Diariamente somos bombardeados por postagens, discussões e ideias sobre todos os tipos de assuntos. Alguns nos interessam mais do que outros, mas não é difícil se sentir quase na obrigação de esboçar uma opinião formada sobre questões que nem sempre queremos debater ou entendemos o suficiente. Na busca por fazer parte e ser relevante, podemos nos distanciar de nós mesmos.

Por isso, conversamos com a coach de liderança Liz Cunha, cujo trabalho é focado em desenvolver pessoas e reconectá-las ao que realmente importa individualmente.

liz cunha

Êxito: A partir da sua experiência, você considera possível dizer que as pessoas estão mais perdidas ou com mais dúvidas do que tinham antigamente?

Liz Cunha: Nós vivemos na era digital, que além das inúmeras facilidades que aportou para nossa vida também nos colocou na era da velocidade, da resolução de problemas e da desorientação. Em primeiro lugar, temos a velocidade de informação. A globalização e o avanço da internet nos permite acompanhar em tempo real os acontecimentos do outro lado do planeta. Isso é extremamente positivo à primeira vista, já que nos mantém informados e permite agir com antecipação, mas também gera vulnerabilidade. Acrescido a isso, temos gigantescas mistificações ampliadas espetacularmente pela força irresistível e crescente da mídia, que apresenta a mentira como verdade (fakenews), o duvidoso ou falso como certo, o de pouco valor como valioso, operando nas cabeças uma lavagem cerebral que as torna incapazes de decidir com autenticidade e responsabilidade por suas opções em qualquer área da vida.

Também temos que lidar com a velocidade dos processos. Já que conseguimos realizar as coisas com um simples toque na tela, queremos resultados rápidos, muitas vezes às custas da agilidade dos processos. O foco está na conclusão, no resultado. Percebemos um afastamento das virtudes da produtividade por meio do pensamento crítico e reflexão e a preferência por soluções pré-estabelecidas, passo a passo ou dicas, cujo valor consiste em produzir efeitos imediatos. 
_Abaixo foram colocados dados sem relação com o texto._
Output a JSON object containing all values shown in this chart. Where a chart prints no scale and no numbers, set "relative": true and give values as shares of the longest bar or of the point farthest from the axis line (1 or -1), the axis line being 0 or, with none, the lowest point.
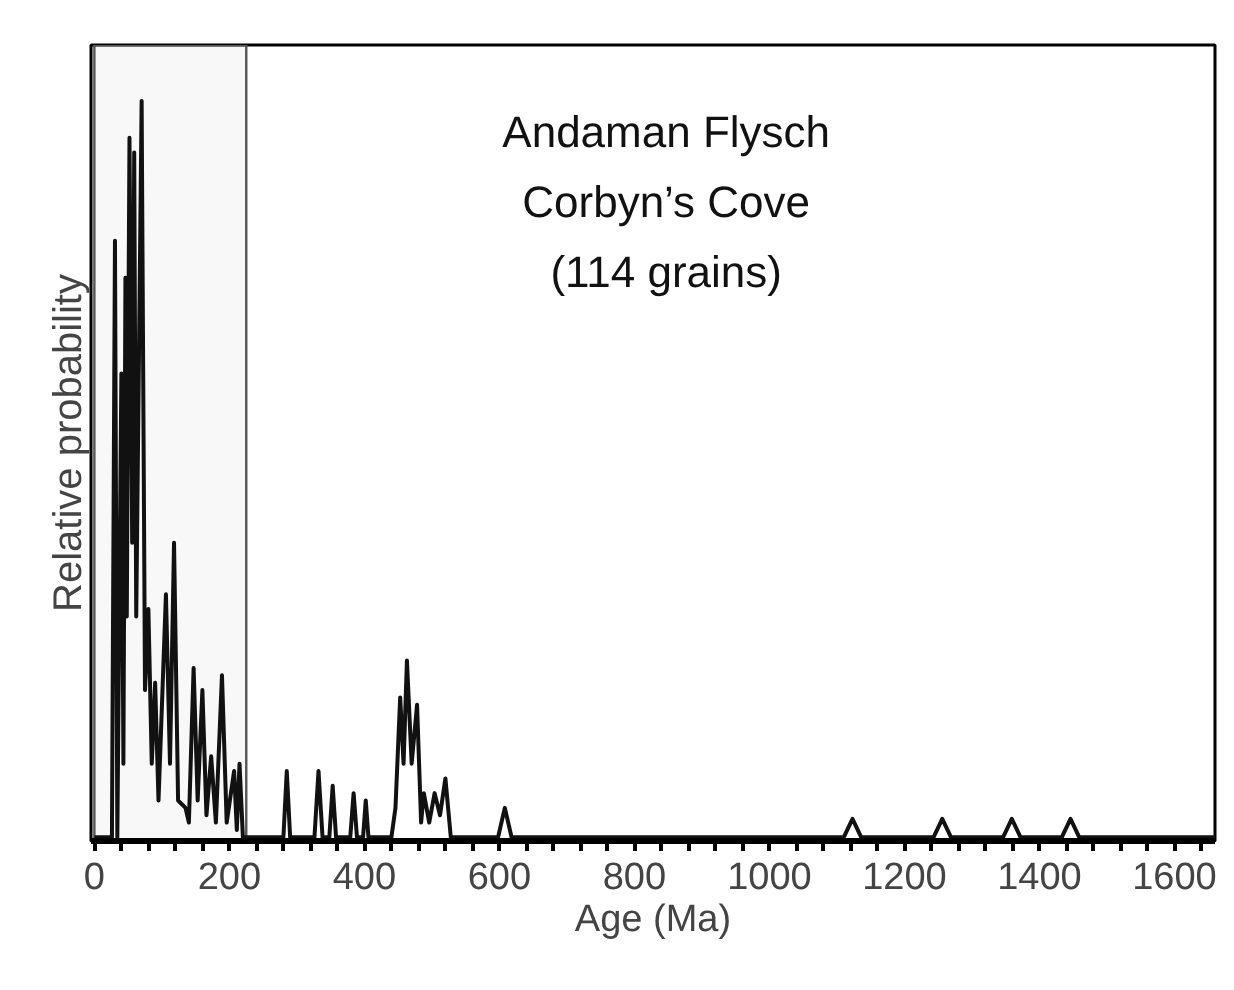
{
  "chart_data": {
    "type": "line",
    "title": "Andaman Flysch\nCorbyn’s Cove\n(114 grains)",
    "xlabel": "Age (Ma)",
    "ylabel": "Relative probability",
    "relative": true,
    "xlim": [
      -5,
      1660
    ],
    "xticks": [
      0,
      {
        "value": 40,
        "label": null
      },
      {
        "value": 80,
        "label": null
      },
      {
        "value": 120,
        "label": null
      },
      {
        "value": 160,
        "label": null
      },
      200,
      {
        "value": 240,
        "label": null
      },
      {
        "value": 280,
        "label": null
      },
      {
        "value": 320,
        "label": null
      },
      {
        "value": 360,
        "label": null
      },
      400,
      {
        "value": 440,
        "label": null
      },
      {
        "value": 480,
        "label": null
      },
      {
        "value": 520,
        "label": null
      },
      {
        "value": 560,
        "label": null
      },
      600,
      {
        "value": 640,
        "label": null
      },
      {
        "value": 680,
        "label": null
      },
      {
        "value": 720,
        "label": null
      },
      {
        "value": 760,
        "label": null
      },
      800,
      {
        "value": 840,
        "label": null
      },
      {
        "value": 880,
        "label": null
      },
      {
        "value": 920,
        "label": null
      },
      {
        "value": 960,
        "label": null
      },
      1000,
      {
        "value": 1040,
        "label": null
      },
      {
        "value": 1080,
        "label": null
      },
      {
        "value": 1120,
        "label": null
      },
      {
        "value": 1160,
        "label": null
      },
      1200,
      {
        "value": 1240,
        "label": null
      },
      {
        "value": 1280,
        "label": null
      },
      {
        "value": 1320,
        "label": null
      },
      {
        "value": 1360,
        "label": null
      },
      1400,
      {
        "value": 1440,
        "label": null
      },
      {
        "value": 1480,
        "label": null
      },
      {
        "value": 1520,
        "label": null
      },
      {
        "value": 1560,
        "label": null
      },
      1600,
      {
        "value": 1640,
        "label": null
      }
    ],
    "series": [
      {
        "color": "#111111",
        "x": [
          0,
          26,
          30.5,
          34,
          40,
          43,
          46,
          48,
          52,
          56,
          59,
          62,
          70,
          75,
          80,
          85,
          90,
          95,
          106,
          112,
          118,
          124,
          135,
          140,
          147,
          153,
          160,
          166,
          173,
          180,
          189,
          196,
          207,
          211,
          215,
          220,
          280,
          285,
          290,
          326,
          332,
          338,
          348,
          353,
          358,
          379,
          384,
          389,
          398,
          402,
          406,
          440,
          446,
          453,
          458,
          463,
          470,
          478,
          484,
          488,
          496,
          504,
          512,
          520,
          528,
          598,
          608,
          618,
          1110,
          1123,
          1136,
          1243,
          1256,
          1269,
          1346,
          1359,
          1372,
          1433,
          1446,
          1459,
          1660
        ],
        "values": [
          0,
          0,
          0.81,
          0,
          0.63,
          0.1,
          0.76,
          0.3,
          0.95,
          0.4,
          0.93,
          0.3,
          1.0,
          0.2,
          0.31,
          0.1,
          0.21,
          0.05,
          0.33,
          0.1,
          0.4,
          0.05,
          0.04,
          0.02,
          0.23,
          0.05,
          0.2,
          0.03,
          0.11,
          0.02,
          0.22,
          0.02,
          0.09,
          0.01,
          0.1,
          0,
          0,
          0.09,
          0,
          0,
          0.09,
          0,
          0,
          0.07,
          0,
          0,
          0.06,
          0,
          0,
          0.05,
          0,
          0,
          0.04,
          0.19,
          0.1,
          0.24,
          0.1,
          0.18,
          0.02,
          0.06,
          0.02,
          0.06,
          0.03,
          0.08,
          0,
          0,
          0.04,
          0,
          0,
          0.025,
          0,
          0,
          0.025,
          0,
          0,
          0.025,
          0,
          0,
          0.025,
          0,
          0
        ]
      }
    ],
    "bands": [
      {
        "axis": "x",
        "from": 0,
        "to": 225,
        "label": null,
        "color": "#555555"
      }
    ],
    "grid": false
  }
}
Seguidamente, na condução inicial dos processos de desenvolvimento, ouço dos meus clientes/aprendizes: “OK, eu consigo. Então, tudo o que devo fazer agora é...”. Essa tendência de elaborarmos declarações de ação em vez de recorrermos à reflexão é um efeito do que nós chamamos de operacionalismo. As pessoas estão mais interessadas naquilo que elas devem fazer ao invés de questionar o porquê e se querem fazer tal coisa. 

Centrar a atenção e ação naquilo que aparentemente funciona pode parecer inteligente, mas percebam que nessa busca desesperada por resultados rápidos, o indivíduo e seu complexo processo de pensamento são vistos como um obstáculo à implementação bem-sucedida de processos que possam depender da pessoa. No mundo interior, conflitos inconscientes e pensamentos reflexivos são lentos e representam entraves para aquela que se pretende ser a geração da resolução de problemas, mas de fato, é uma época em que a dimensão humana tem sido radicalmente diminuída.

Assim diante da overdose de informação diária, a velocidade dos processos e das cobranças por resultados rápidos e astronômicos, com uma capacidade limitada de reflexão, decisão e força de trabalho, parece lógico que as pessoas sintam-se desorientadas, perdidas e com muitas dúvidas sobre qual caminho seguir.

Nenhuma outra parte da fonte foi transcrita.